Er hatte grade noch Kraft genug, um auf den First hinaufzukriechen und den Rücken gegen den Schornstein zu lehnen, und dann fasste er seine Eindrücke zusammen und fing an, sich alles von der Seele zu reden. In einer Sekunde hatte ich gemerkt, dass das, was ich in den Gruben fälschlich für Gefluche gehalten hatte, nur sozusagen die Grundbegriffe waren.

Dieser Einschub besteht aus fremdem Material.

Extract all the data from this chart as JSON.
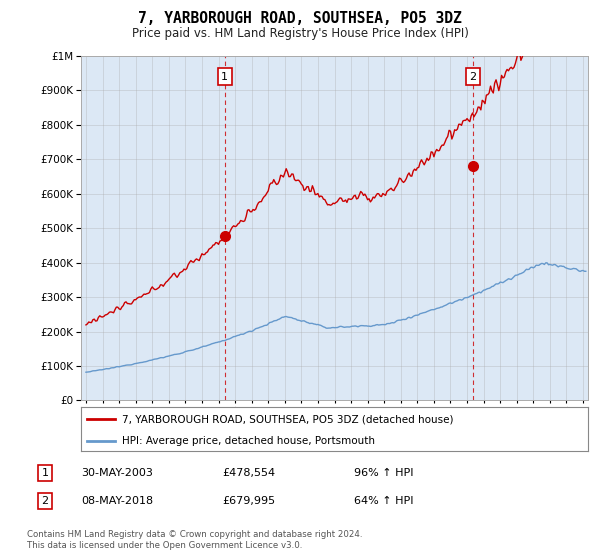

Ein anderer Häher kam vorbei und hörte seine Andachtsübungen und hielt an, um sich zu erkundigen, was los war. Der Schwergeprüfte erzählte ihm den ganzen Fall und sagte: „Also dort drüben ist ein Loch, und wenn du mir nicht glaubst, dann geh hin und sieh selbst nach.“ So ging dieser Kerl hin und sah nach und sagte: „Was hast du gesagt, wie viel hast du dort reingesteckt?“ – „Bestimmt nicht weniger als zwei Tonnen“, sagte der Schwergeprüfte. Der andere Häher sah wieder nach. Er kam anscheinend nicht dahinter, deshalb machte er ein Geschrei, und es kamen noch drei Häher. Sie untersuchten alle das Loch, sie ließen alle den Schwergeprüften alles noch mal erzählen, dann besprachen sie alle die Sache und gaben ebenso viele verschrobene Ansichten darüber ab, wie es eine durchschnittliche Gruppe von Menschen getan hätte. Sie riefen noch mehr Häher herzu; dann mehr und mehr, bis ziemlich bald diese ganze Gegend einen blauen Schimmer anzunehmen schien. Es müssen fünftausend gewesen sein; und so ein Schwadronieren und Diskutieren und Streiten und Fluchen hat man noch nie gehört. Jeder Häher dieses ganzen Haufens legte das Auge an das Loch und gab eine quatschigere Ansicht über das Geheimnis von sich als der Häher, der vor ihm hingegangen war. Sie untersuchten auch das ganze Haus. Die Tür stand halb offen, und schließlich stieß ein alter Häher zufällig auf sie und schaute hinein. Natürlich blies das das Rätsel auf der Stelle in den Wind. Da lagen die Eicheln, über den ganzen Fußboden verstreut. Er schlug mit den Flügeln und erhob ein Geschrei. „Kommt her“, sagte er, „kommt alle mal her; will tot umfallen, wenn dieser Trottel nicht versucht hat, ein Haus mit Eicheln anzufüllen!“ Sie kamen alle wie eine blaue Wolke herabgestoßen, und immer wenn einer auf der Tür landete und einen Blick hineinwarf, gab ihm die ganze Absurdität der Aufgabe, die sich der erste Häher vorgenommen hatte, den Rest, und er fiel hintenüber und erstickte vor Lachen, und der nächste Häher kam dran, und ihm ging es genauso.

Na, eine Stunde lang hockten sie hier auf dem Hausdach und den Bäumen herum und lachten schallend über die Sache wie die Menschen. Es hat keinen Zweck, mir zu erzählen, dass der Eichelhäher keinen Sinn für Humor hat, denn ich weiß es besser. Und Gedächtnis hat er auch. Sie haben Häher aus den ganzen Vereinigten Staaten hergebracht, um ihnen das Loch zu zeigen, jeden Sommer, drei Jahre lang. Andere Vögel auch. Und sie haben alle die Pointe erfasst, bloß eine Eule nicht, die aus Neuschottland gekommen war, um das Tal Yosemite zu besuchen, und diese Sache auf dem Rückweg mitnahm. Sie sagte, sie könnte nichts komisch daran finden. Aber sie war ja auch über das Tal Yosemite ziemlich enttäuscht.